The plaintiff's last pieces of evidence are the threats by Fox that her "days are numbered" and "you will get yours," which she argues clearly show a retaliatory intent. The district court also specifically relied upon these statements in determining that Wallscetti had raised a triable issue as to whether retaliation was a motivating factor in the plaintiff's discharge. However, "[s]tatements by subordinates normally are not probative of an intent to retaliate by the decisionmaker." Willis, 118 F.3d at 546. One exception to this general principle is where the decisionmaker relies on information provided by a subordinate with retaliatory animus. Id. at 547-48. In this case, Wallscetti has failed to provide any specific facts to support a claim that Lagges relied on Fox's opinions in deciding to fire the plaintiff, and thus evidence of Fox's animus cannot be imputed to Lagges. See Oates v. Discovery Zone, 116 F.3d 1161, 1172-73 (7th Cir. 1997).

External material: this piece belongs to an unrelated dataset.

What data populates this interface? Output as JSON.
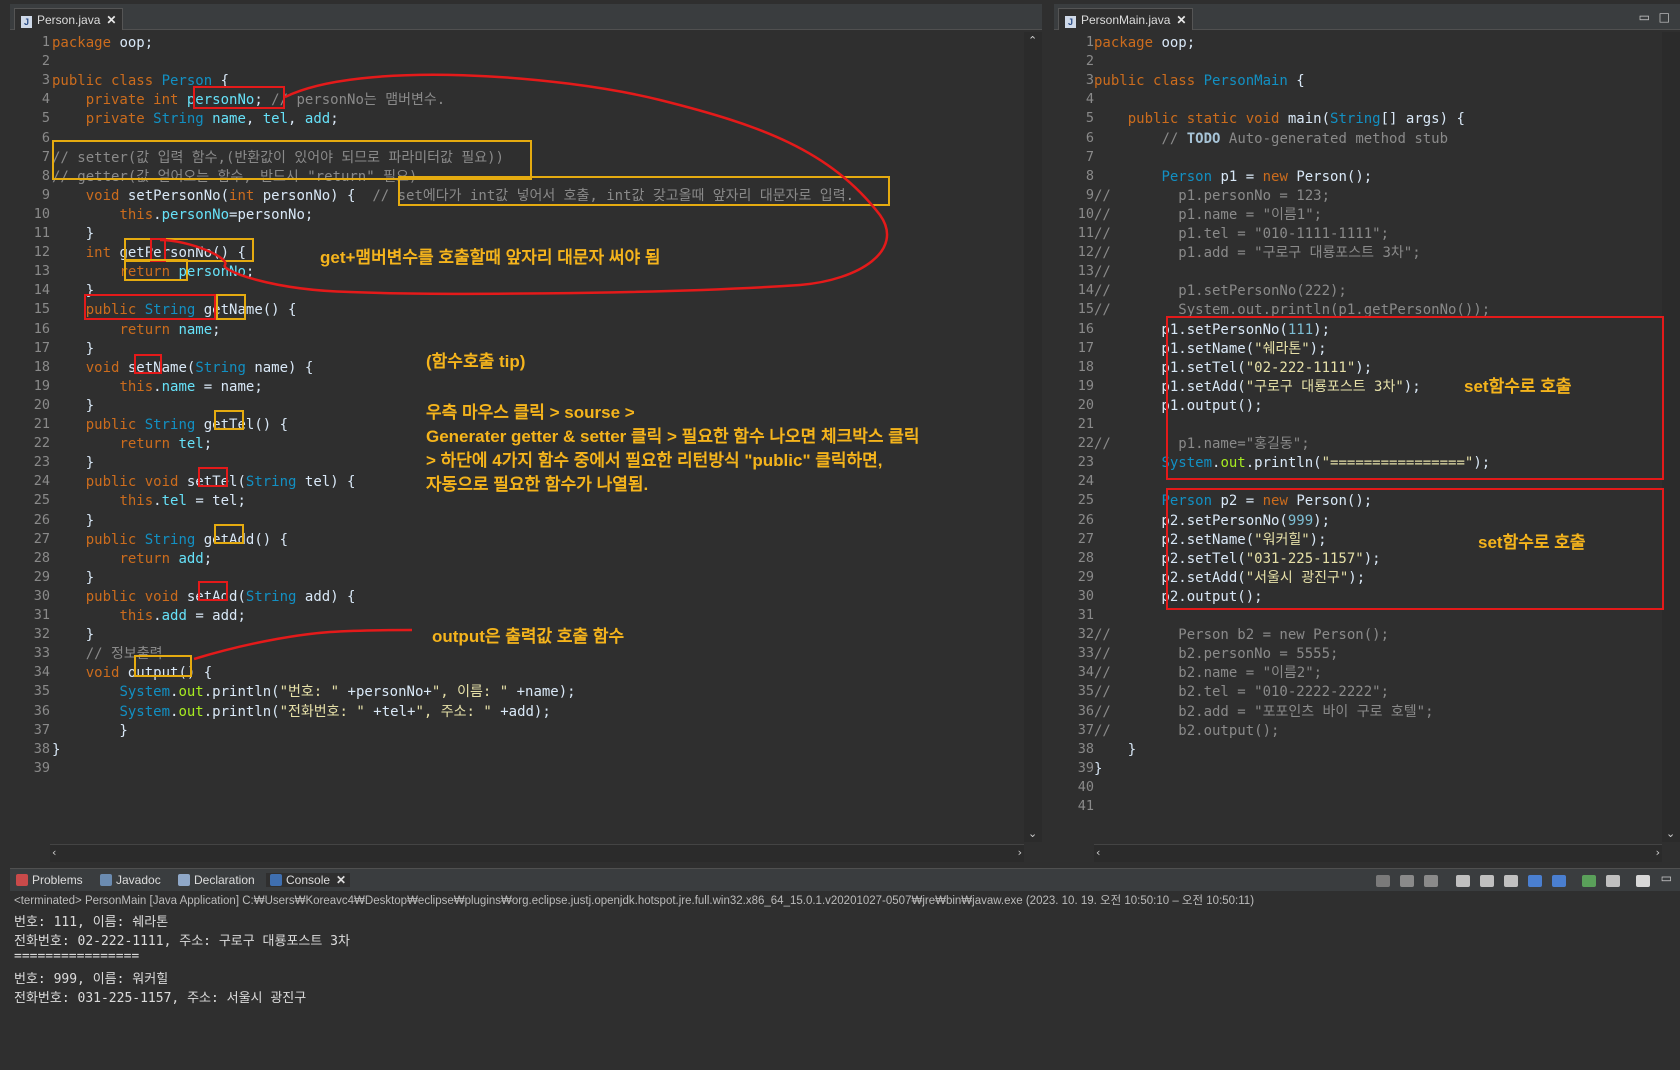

Applying the multi-factor test to determine whether speech is of public concern, we find that Wallscetti's complaints of personally being harassed by her supervisors is not. The plaintiff is unable to raise a triable question as to whether her allegations about Fox's misuse of county time and resources, which the defendants concede is protected speech, motivated her discharge. Therefore, the district court's grant of summary judgment is Affirmed.
The district court found no record evidence that Wallscetti complained about Laraia, even though the plaintiff claimed to have gathered information indicating that Laraia was not performing her duties.
In her reply brief, Wallscetti notes that Lagges asked her whether she had contacted agencies or persons outside of the Department at the March, 1997 pre-disciplinary hearing, apparently to suggest that she did make her complaints public. However, Lagges's questioning whether she had transmitted her allegations to others does not establish that she in fact did so. Wallscetti, as the plaintiff, bears the burden of proving that her speech was of public concern, Klunk v. County of St. Joseph, 170 F.3d 772, 775 (7th Cir. 1999), and, as the non-moving party, must come forward with specific facts to demonstrate a genuine issue for trial, Fed.R.Civ.P. 56(e). Here, the only record evidence is that Wallscetti complained to persons within the Cook County hierarchy. If the plaintiff had contacted outside agencies, she could have stated so in her affidavit.
A similar analysis and conclusion applies to Wallscetti's claim that she complained about Laraia as well as Fox. In an attempt to establish this supposed fact, Wallscetti relies on her collection of information about Laraia, Lagges's notes indicating that the plaintiff threatened to "get" Laraia, and Lagges's questioning of the plaintiff about whether she had complained to outside agencies about Laraia. However, none of these pieces of evidence provide significant support for Wallscetti's claim that she actually complained about Laraia. If Wallscetti had in fact notified others of Laraia's alleged wrongdoing, she could have averred this fact directly through her affidavit.